### 23rd Putnam 1962

Problem B3

Show that a convex open set in the plane containing the point P, but not containing any ray from P, must be bounded. Is this true for any convex set in the plane?

Solution

Let S be the convex set. Take any ray R from P. We can find X on R not in S. Since S is open we can take a small segment AB perpendicular to R through P with AP = PB which is entirely contained in S. Take A' on the line AX, the opposite side to A, and B' on BX the opposite side to B, with A'B' perpendicular to R. Then no point C' on the segment A'B' can be in S. For if it was, then we could project C'X to meet the segment AB in C and X would lie between two points of S and hence would have to be in S. But the angle A'PB' is greater than zero. So we have found an open interval about the direction PX (measured as a polar angle at P) such that S extends at most a distance AA' for directions within that interval.

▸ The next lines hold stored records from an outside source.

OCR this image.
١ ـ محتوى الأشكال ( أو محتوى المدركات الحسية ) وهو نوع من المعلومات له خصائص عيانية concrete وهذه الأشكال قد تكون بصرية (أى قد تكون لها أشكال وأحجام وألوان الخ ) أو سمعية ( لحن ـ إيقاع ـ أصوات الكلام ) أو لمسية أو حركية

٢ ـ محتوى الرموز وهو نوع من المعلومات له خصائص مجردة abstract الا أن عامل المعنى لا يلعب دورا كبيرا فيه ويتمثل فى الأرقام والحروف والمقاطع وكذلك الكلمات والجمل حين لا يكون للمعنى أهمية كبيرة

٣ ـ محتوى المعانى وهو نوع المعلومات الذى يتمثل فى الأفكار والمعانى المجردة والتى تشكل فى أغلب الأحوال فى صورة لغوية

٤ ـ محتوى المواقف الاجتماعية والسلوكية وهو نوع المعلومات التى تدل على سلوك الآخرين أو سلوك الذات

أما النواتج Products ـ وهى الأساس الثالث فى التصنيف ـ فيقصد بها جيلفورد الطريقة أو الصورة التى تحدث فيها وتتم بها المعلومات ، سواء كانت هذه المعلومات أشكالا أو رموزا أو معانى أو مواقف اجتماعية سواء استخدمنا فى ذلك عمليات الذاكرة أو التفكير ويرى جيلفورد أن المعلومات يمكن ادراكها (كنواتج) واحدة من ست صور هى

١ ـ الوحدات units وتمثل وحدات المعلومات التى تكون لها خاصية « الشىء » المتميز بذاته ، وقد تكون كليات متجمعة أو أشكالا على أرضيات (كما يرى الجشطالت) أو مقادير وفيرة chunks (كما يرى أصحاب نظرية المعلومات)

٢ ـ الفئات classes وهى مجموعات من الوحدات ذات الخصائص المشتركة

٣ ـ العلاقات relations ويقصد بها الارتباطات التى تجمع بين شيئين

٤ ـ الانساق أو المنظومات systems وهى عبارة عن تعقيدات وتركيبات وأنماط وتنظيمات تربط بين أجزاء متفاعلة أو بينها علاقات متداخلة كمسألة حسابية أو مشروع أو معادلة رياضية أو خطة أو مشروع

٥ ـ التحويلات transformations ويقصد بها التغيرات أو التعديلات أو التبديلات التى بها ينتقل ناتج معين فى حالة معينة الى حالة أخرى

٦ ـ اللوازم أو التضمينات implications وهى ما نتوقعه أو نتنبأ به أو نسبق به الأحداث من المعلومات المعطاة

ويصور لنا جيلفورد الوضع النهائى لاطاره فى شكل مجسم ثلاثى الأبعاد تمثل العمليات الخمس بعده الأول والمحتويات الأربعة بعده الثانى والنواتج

The interval [0, 2π] is compact and is covered by these open intervals, so a finite number of them cover it. Hence there is a finite distance d such that we can find a point not in S within a distance d of P in any direction. That means that no point Q a distance greater than d from P can be in S (otherwise all points on the segment QP would be in S and there would be no point not in S within a distance d in that direction). So S lies inside the disk radius d on P and hence is bounded.

Take the slab 0 < y < 1 together with the point (0, 0). It is convex and unbounded but does not contain any ray through the origin.